Les rapides de la rivière Coppermine, mémorables pour leur turbulence et leur beauté, portent bien leurs noms : les rapides Muskox, d’où nous avons vu un grand troupeau de bœufs musqués paître non loin; les rapides Sandstone, entourés de falaises stratifiées de grès rouge; et les rapides Escape, d’où l’on s’échappe par une gorge étroite. Celle-ci nous a offert un endroit spectaculaire pour dresser le camp sur le bord d’une paroi rocheuse, mais un groupe qui nous suivait en canot n’a pu échapper à son emprise : les courants tourbillonnants ont avalé l’une de ses embarcations. Nous avons aidé à la récupérer.

Les grès ici sont des dépôts fluviaux qui ont été laissés là par une autre rivière il y a plus d’un milliard d’années. Il y a quelque chose de merveilleux à suivre une rivière qui fraye son chemin parmi des roches formant les vestiges d’anciennes rivières.

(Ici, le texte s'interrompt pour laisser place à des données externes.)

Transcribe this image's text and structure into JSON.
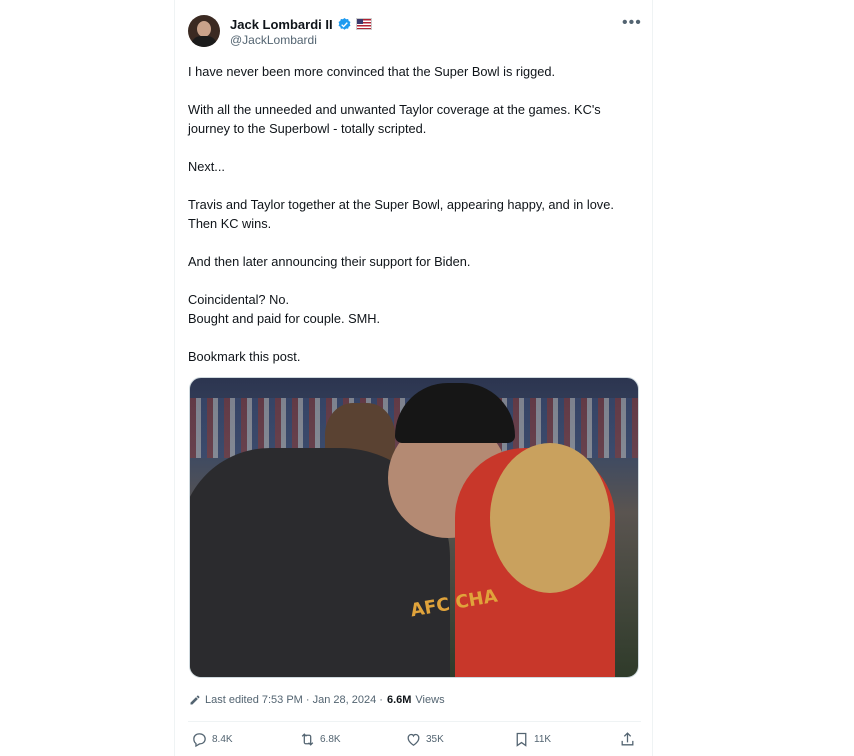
{
  "author": {
    "name": "Jack Lombardi II",
    "handle": "@JackLombardi",
    "verified_icon": "verified-badge-icon",
    "flag_icon": "us-flag-icon"
  },
  "tweet": {
    "text": "I have never been more convinced that the Super Bowl is rigged.\n\nWith all the unneeded and unwanted Taylor coverage at the games.  KC's journey to the Superbowl - totally scripted.\n\nNext...\n\nTravis and Taylor together at the Super Bowl, appearing happy, and in love. Then KC wins.\n\nAnd then later announcing their support for Biden.\n\nCoincidental?  No.\nBought and paid for couple.  SMH.\n\nBookmark this post.",
    "edited_label": "Last edited 7:53 PM · Jan 28, 2024 ·",
    "views_count": "6.6M",
    "views_label": "Views"
  },
  "actions": {
    "replies": "8.4K",
    "reposts": "6.8K",
    "likes": "35K",
    "bookmarks": "11K"
  },
  "colors": {
    "verified_blue": "#1d9bf0",
    "text": "#0f1419",
    "secondary": "#536471",
    "border": "#eff3f4"
  }
}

Les canyons de grès de la formation d’Husky Creek, d’anciens dépôts fluviaux.
Photo 2 : Les canyons de grès de la formation d’Husky Creek, d’anciens dépôts fluviaux.

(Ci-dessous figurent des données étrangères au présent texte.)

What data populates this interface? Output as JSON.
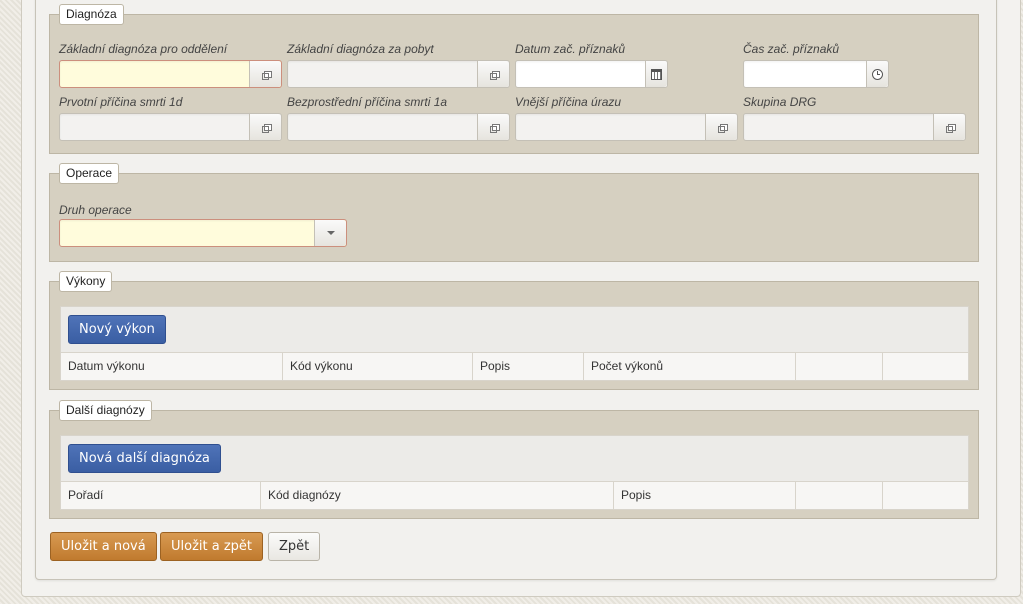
{
  "diagnoza": {
    "legend": "Diagnóza",
    "fields": [
      {
        "label": "Základní diagnóza pro oddělení",
        "value": ""
      },
      {
        "label": "Základní diagnóza za pobyt",
        "value": ""
      },
      {
        "label": "Datum zač. příznaků",
        "value": ""
      },
      {
        "label": "Čas zač. příznaků",
        "value": ""
      },
      {
        "label": "Prvotní příčina smrti 1d",
        "value": ""
      },
      {
        "label": "Bezprostřední příčina smrti 1a",
        "value": ""
      },
      {
        "label": "Vnější příčina úrazu",
        "value": ""
      },
      {
        "label": "Skupina DRG",
        "value": ""
      }
    ]
  },
  "operace": {
    "legend": "Operace",
    "druh_label": "Druh operace",
    "druh_value": ""
  },
  "vykony": {
    "legend": "Výkony",
    "new_button": "Nový výkon",
    "columns": [
      "Datum výkonu",
      "Kód výkonu",
      "Popis",
      "Počet výkonů",
      "",
      ""
    ]
  },
  "dalsi_diagnozy": {
    "legend": "Další diagnózy",
    "new_button": "Nová další diagnóza",
    "columns": [
      "Pořadí",
      "Kód diagnózy",
      "Popis",
      "",
      ""
    ]
  },
  "actions": {
    "save_new": "Uložit a nová",
    "save_back": "Uložit a zpět",
    "back": "Zpět"
  },
  "icons": {
    "picker": "popup-window-icon",
    "date": "calendar-icon",
    "time": "clock-icon",
    "dropdown": "caret-down-icon"
  },
  "colors": {
    "fieldset_bg": "#d6d0c1",
    "required_bg": "#fffcdc",
    "primary_button": "#3a5ea3",
    "save_button": "#c07a2e"
  }
}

À examiner des couches de roches sédimentaires, les géologues ont toujours des questions à l’esprit : Dans quel type d’environnement ces sédiments ont-ils été déposés? Quand ont-ils été déposés? De quelle manière et sous quelles conditions climatiques s’est produit ce phénomène? Ces sédiments ont-ils été amenés ici par une rivière, un océan, un glacier? Dans ce voyage dans le temps, tous les scénarios se sont présentés à nos yeux et à notre imagination.

Les structures et les minéraux des roches nous donnent des indices sur la manière dont elles ont été déposées. On peut même deviner dans quel sens coulait une ancienne rivière grâce aux structures formées par les courants et qui ont laissé leurs empreintes dans les roches. Alessandro Ielpi, spécialiste de la sédimentologie fluviale de l’Université Laurentienne, et son stagiaire, Robbie Meek, sont les premiers à mesurer méticuleusement les structures de ces grès afin de dresser un portrait de l’ancienne région.

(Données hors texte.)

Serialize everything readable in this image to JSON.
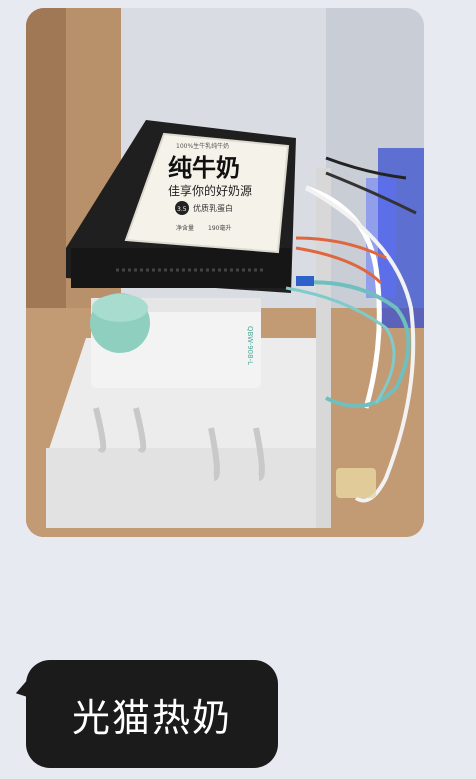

Chaque jour, ils reviennent en se réjouissant de toutes les nouvelles structures qu’ils ont découvertes dans les roches. La plupart sont visibles sur les berges, comme les rides et les fentes de dessiccation dont la préservation raconte l’histoire du chemin emprunté par une rivière fossilisée.

Rides modernes dans le sable reposant sur d’anciennes rides dans le grès.
Photo 3 : Rides modernes dans le sable reposant sur d’anciennes rides dans le grès.

L’un des principaux objectifs de notre voyage était de déterminer l’âge précis de ces roches. Nous savions déjà qu’elles dataient d’un peu plus d’un milliard d’années, mais une datation plus précise nous permettrait de déterminer exactement quelles furent les répercussions des grandes éruptions volcaniques et autres forces sur la vie et le climat d’alors.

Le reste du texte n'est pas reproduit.